O MODO SCHMIDT DE VIVER
Schmidt (Jack Nicholson), personagem principal, acorda às 7 horas em ponto. Sai do escritório da seguradora em que trabalha às 17 horas em ponto, registradas no relógio de parede. Também urina sentado, religiosamente (para satisfazer a mulher, Helen). Fez da sua pontualidade (americana?) e benevolência o seu modo de viver. As seqüências atípicas no cinema hollywoodiano mostram o seu último dia de trabalho rumo a uma aposentadoria tranqüila (leia-se bem remunerada sem as pressões e chantagem de previdência imposta aos trabalhadores brasileiros). É também o início de uma busca interior fazendo confidência a um desconhecido de uma vida aniquilada pela complacência na relação matrimonial.
As Confissões de Schmidt é a contraposição de Fale com ela. Se em Almodóvar sobra paixão, esta falta em Alexander (diretor de Schmidt). É a forma que cada um encontra de formatar personagens, a partir de visões construídas ou desconstruídas. Refiro-me a Almodóvar em relação à Fale com ela objeto do texto passado publicado aqui nesta coluna, a que nos reportamos ao universo passional do cineasta espanhol. No caso de Alexander não há um universo definido, até porque não conheço a filmografia do diretor. Faço então um recorte para o universo do personagem Schmidt, que ao meu ver encarna um modelo passional, também.

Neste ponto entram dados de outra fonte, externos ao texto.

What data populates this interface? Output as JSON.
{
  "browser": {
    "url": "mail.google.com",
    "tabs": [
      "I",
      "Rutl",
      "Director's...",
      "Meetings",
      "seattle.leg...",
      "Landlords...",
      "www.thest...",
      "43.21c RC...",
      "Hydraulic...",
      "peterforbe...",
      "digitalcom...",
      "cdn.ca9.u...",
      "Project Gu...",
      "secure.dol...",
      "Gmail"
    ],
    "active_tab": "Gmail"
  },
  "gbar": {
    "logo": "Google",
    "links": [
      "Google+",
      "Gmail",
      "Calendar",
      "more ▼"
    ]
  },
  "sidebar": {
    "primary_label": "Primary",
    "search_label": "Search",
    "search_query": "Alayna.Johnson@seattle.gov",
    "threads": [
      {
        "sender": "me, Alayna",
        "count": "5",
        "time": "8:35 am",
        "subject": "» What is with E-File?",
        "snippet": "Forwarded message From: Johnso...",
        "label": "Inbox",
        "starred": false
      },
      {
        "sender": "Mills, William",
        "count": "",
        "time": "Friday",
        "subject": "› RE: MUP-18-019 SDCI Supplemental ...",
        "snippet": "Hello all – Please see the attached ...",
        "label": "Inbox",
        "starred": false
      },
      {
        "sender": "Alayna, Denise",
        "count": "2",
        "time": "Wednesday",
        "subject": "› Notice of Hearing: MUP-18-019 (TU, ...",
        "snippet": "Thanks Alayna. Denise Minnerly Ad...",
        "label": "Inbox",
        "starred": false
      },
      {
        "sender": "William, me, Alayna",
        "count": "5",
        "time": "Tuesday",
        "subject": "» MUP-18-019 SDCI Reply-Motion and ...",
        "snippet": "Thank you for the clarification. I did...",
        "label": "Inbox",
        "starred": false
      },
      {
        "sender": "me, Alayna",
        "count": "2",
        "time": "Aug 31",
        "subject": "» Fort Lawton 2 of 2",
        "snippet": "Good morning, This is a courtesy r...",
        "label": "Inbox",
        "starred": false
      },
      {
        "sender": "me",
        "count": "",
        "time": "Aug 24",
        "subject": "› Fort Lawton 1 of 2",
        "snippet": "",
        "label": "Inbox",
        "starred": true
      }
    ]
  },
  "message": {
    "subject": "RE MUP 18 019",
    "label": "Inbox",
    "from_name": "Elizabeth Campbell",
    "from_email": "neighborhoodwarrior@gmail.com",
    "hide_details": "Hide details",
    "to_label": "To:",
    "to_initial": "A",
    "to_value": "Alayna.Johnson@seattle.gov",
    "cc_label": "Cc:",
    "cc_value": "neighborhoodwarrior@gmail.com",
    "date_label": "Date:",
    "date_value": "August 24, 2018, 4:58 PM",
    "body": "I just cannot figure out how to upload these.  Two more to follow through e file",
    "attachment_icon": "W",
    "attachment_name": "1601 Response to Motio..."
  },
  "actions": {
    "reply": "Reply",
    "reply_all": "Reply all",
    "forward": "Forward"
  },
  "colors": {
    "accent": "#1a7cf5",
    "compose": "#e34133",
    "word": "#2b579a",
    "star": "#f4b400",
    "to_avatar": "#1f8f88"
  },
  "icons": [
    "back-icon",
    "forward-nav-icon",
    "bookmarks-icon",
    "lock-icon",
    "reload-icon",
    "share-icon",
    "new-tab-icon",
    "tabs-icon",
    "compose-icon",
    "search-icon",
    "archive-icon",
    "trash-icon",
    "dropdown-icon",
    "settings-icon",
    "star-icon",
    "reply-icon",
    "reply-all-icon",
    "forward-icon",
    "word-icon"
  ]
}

Um modelo passional não do anímico, mas do aniquilamento. Schmidt anula-se por amor, ou por paixão, não está evidente. Mas não o é pela inexistência de um deles, revelado na cena de ciúmes, já viúvo, quando descobre que a mulher o traiu com seu melhor amigo. Ou anula-se simplesmente pelo ato contínuo de ser companheiro em um casamento debilitado pelo tempo. Uma decisão pessoal, irrevogável, que deve ser levada a cabo até os últimos dias. Não é uma decisão isolada. Um dos maiores clássicos da literatura mundial, e um dos mais belos romances da humanidade, O amor nos tempos do cólera, revela uma mesma decisão, só que do ângulo do olhar da visão feminina a uma investida masculina. Guardadas as proporções que não cabem na comparação, existe a decisão de levar a cabo a relação, eternizando enquanto dure e negando a famosa assertiva "nada é para sempre".
A relação de Schmidt fundamenta-se no pressuposto de que nem tudo o que é vivenciado e contrariado é motivo de discórdia, e para o personagem ouvir o que não quer, fazer o que não deseja e não falar o que pretende são critérios estabelecidos.
As Confissões de Schmidt é um filme americano que não incorpora o modo hollywoodiano de fazer cinema. É um filme com a áurea de cinema europeu. Conflitos pessoais e familiares norteiam o argumento, que gira em torno de um homem que passa a vida entre o trabalho e sua família. Ou melhor entre o trabalho e o trabalho. A família vai ficando perdida entre este caminho. Seja pela forma da relação conduzida de forma impositiva pela mulher, seja na forma da relação perdida com a filha, que só procura reencontrar depois da morte da mulher.
Na procura de uma nova vida a negação à perspectiva de um novo relacionamento encarnado na personagem da impagável Kathy Bates, que proporciona uma das mais formidáveis cenas do cinema americano: nua em pelo, em uma banheira a céu aberto, tentando seduzir Schmidt. È um filme para ver e refletir o modo Schmidt de viver. Antes da aposentadoria, se possível.
Pós-escrito - Além de as Confissões de Schmidt, outro bom filme americano em cartaz é O americano tranqüilo. Para os cinéfilos apresento aqui uma relação de filmes de excepcional qualidade em exibição em circuito comercial. A depender da cidade em que o leitor esteja ainda pode assistir a algum deles: Minha noite com ela (França), Sexo por compaixão (México), Bicicletas de Pequim (China), Kamchatka (Argentina), Nunca aos domingos (Grécia), A noite americana (França), O filho da noiva (Argentino), Conto de Verão (França), Baran (Irã). Alguns serão encontrados em vídeo, já que se trata de relançamentos.